How to invent a martyr

Ravi Shanker Kapoor |

Everybody loves a martyr in India. And the intensity of love is so great that if some group finds no suitable candidate in sight, they invent one. The beatification of Harish Khare, who recently resigned as editor-in-chief of The Tribune, is a typical case of martyr- and myth-making by Left-liberals. No prizes for guessing his tormentor right: it is the usual suspect, Prime Minister Narendra Modi.

Now, Khare is a grandee of the Left-liberal establishment, having won his spurs by castigating communalists in no uncertain terms and serving as media adviser to former prime minister Manmohan Singh. He joined The Tribune in June 2015 as the big boss on a standard, three-year contract. That is, his term was about to expire in less than three months—something that would have been bland. His resignation, even though it didn’t ascribe any reasons for it, offered our professional revolutionaries an opportunity to give the halo of martyrdom to their hero.

So, one of their biggest platforms, the news portal called thewire.in does a special report (https://thewire.in/media/tribune-editor-harish-khare-puts-in-his-papers) insinuating that the great editor was eased out because, among other things, the expose about the privacy and security lapses of Aadhaar. This, as we know, did cause a lot of embarrassment to the government.

“The trust is currently headed by N.N. Vohra, governor of Jammu and Kashmir,” thewire.in story says. “Vohra took charge after the former head, Justice S.S. Sodhi quit in the face of a revolt within the staff at the manner in which he forced The Tribune to publish an apology to a senior Akali politician, Bikram Singh Majithia, for running a series of stories on his alleged involvement in the drug trade in the state. The apology was carried, but when Khare and the employees’ union pushed back, Sodhi resigned and was replaced by Vohra as president of the trust.”

In short, we are presented a familiar scenario: a champion of liberty upholding the highest standards of journalism fighting against authoritarianism and crime, constantly fretted and chafed by the powers that be.

In another website (http://www.thecitizen.in/index.php/en/newsdetail/index/4/13314/harish-khare-forced-out-again-exit-casts-shadow-over-the-tribunes-independence), a prominent liberal Mohan Guruswamy praised Khare “for his integrity, forthrightness, analytic abilities and, simple and powerful prose.” Guruswamy was equally unambiguous about the identity of the villain: “In N.N. Vohra, the Modi regime has a person who can be counted to do its bidding. N.N. Vohra is from Delhi’s breed of the perennial darbaris. After the demise of Naresh Chandra last year, he must now be the dean of that elite and exclusive club.”

Look who is talking.
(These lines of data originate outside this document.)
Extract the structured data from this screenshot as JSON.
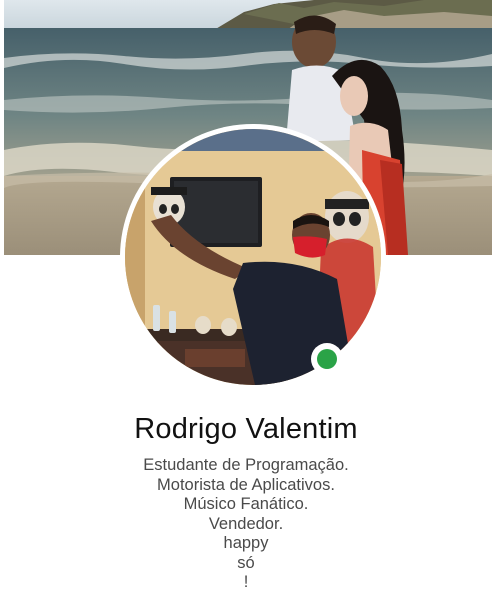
{
  "profile": {
    "name": "Rodrigo Valentim",
    "online": true,
    "online_color": "#2aa347"
  },
  "bio": {
    "lines": [
      "Estudante de Programação.",
      "Motorista de Aplicativos.",
      "Músico Fanático.",
      "Vendedor.",
      "happy",
      "só",
      "!"
    ]
  },
  "icons": {
    "presence": "online-status-dot"
  }
}
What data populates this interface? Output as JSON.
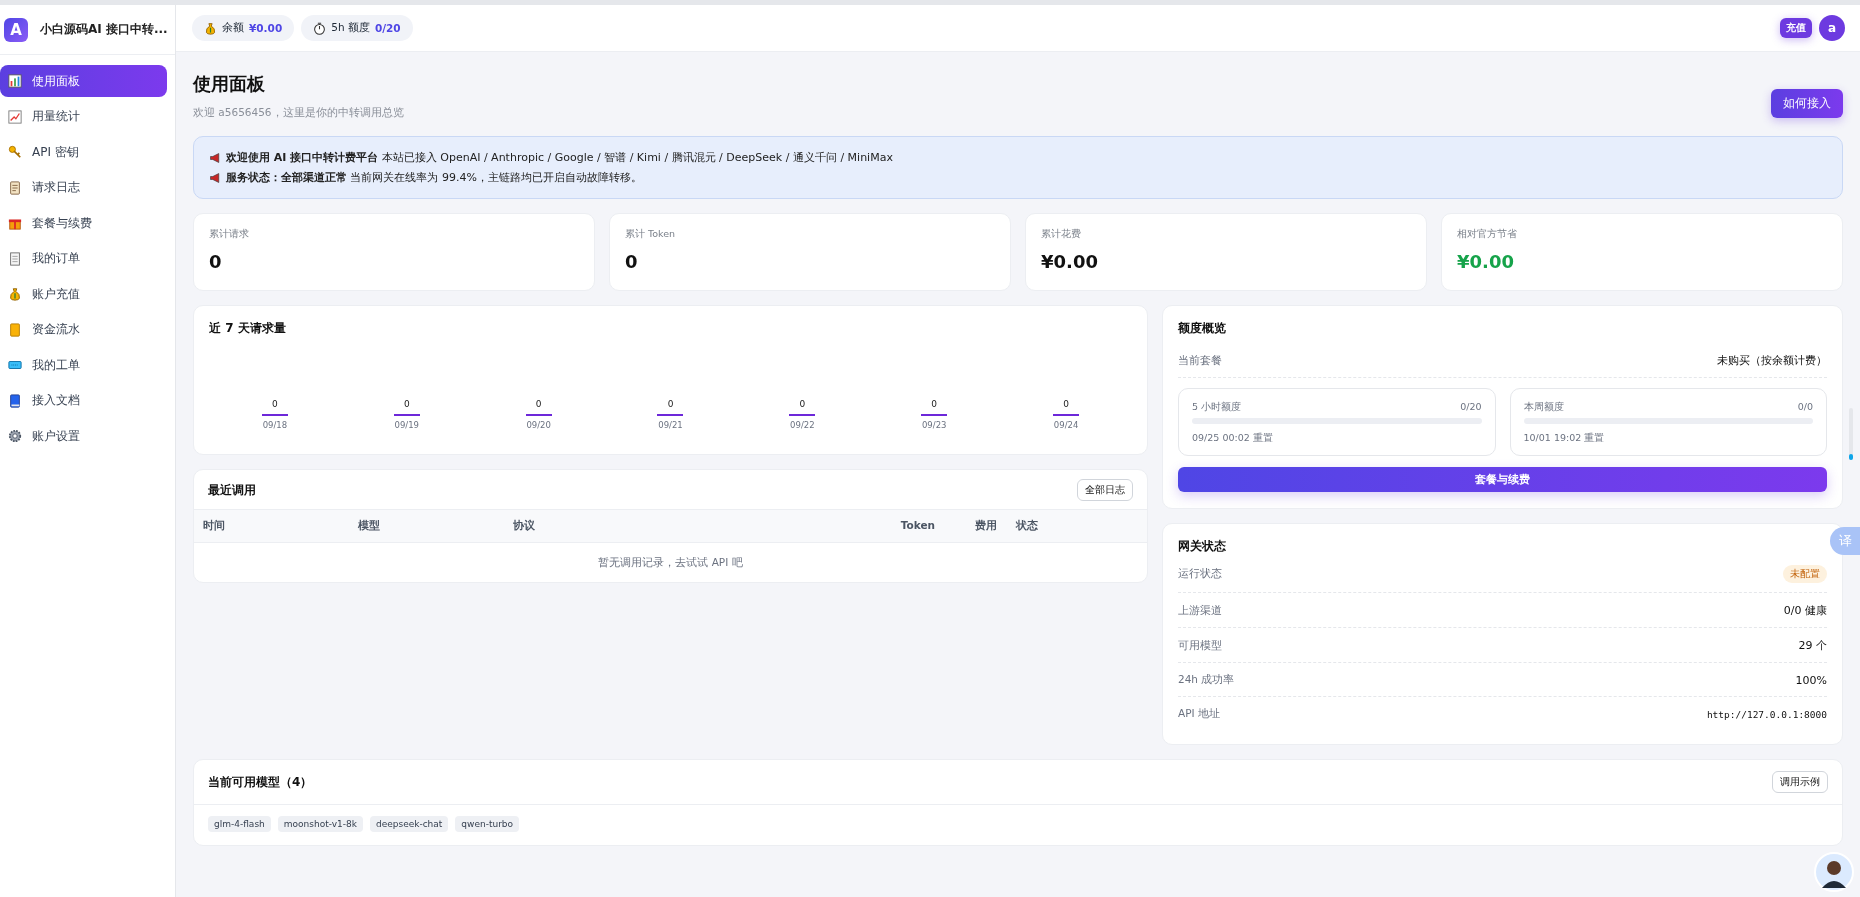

Having begun with the Janata Party, then associating with the Jan Morcha and Janata Dal, this rolling stone of a social climber wormed his way to the office of adviser to the then finance minister Yashwant Sinha. But that proved to be brief because of Guruswamy’s untoward conduct; he was out in 1999. So, this is what Mohan Guruswamy is—a failed darbari masquerading as a radical.

The eulogizing, however, can’t kill a couple of facts. First, Khare is not the only journalist who has been critical of Modi. The Telegraph of Calcutta and several news channels, including the ones called bhakta channels, regularly do stories critical of the government. Arnab Goswami has trashed Bharatiya Janata Party leaders on several occasions. But one has to be a covenanted member of the Left-liberal establishment to qualify for beatification.

Second, Khare was appointed in June 2015—that is, when Modi was firmly in the saddle. That Khare was a quintessential intellectual was also a well-known fact. So, Had Modi been so fearful of the intrepid journalist, he would have got the very appointment aborted.

But then facts are no longer sacred, neither for liberals nor for saffronites; only opinions are hallowed, not to be trifled with. Opinions have to be shielded from the assault of facts. And myths have to be created in spite of facts.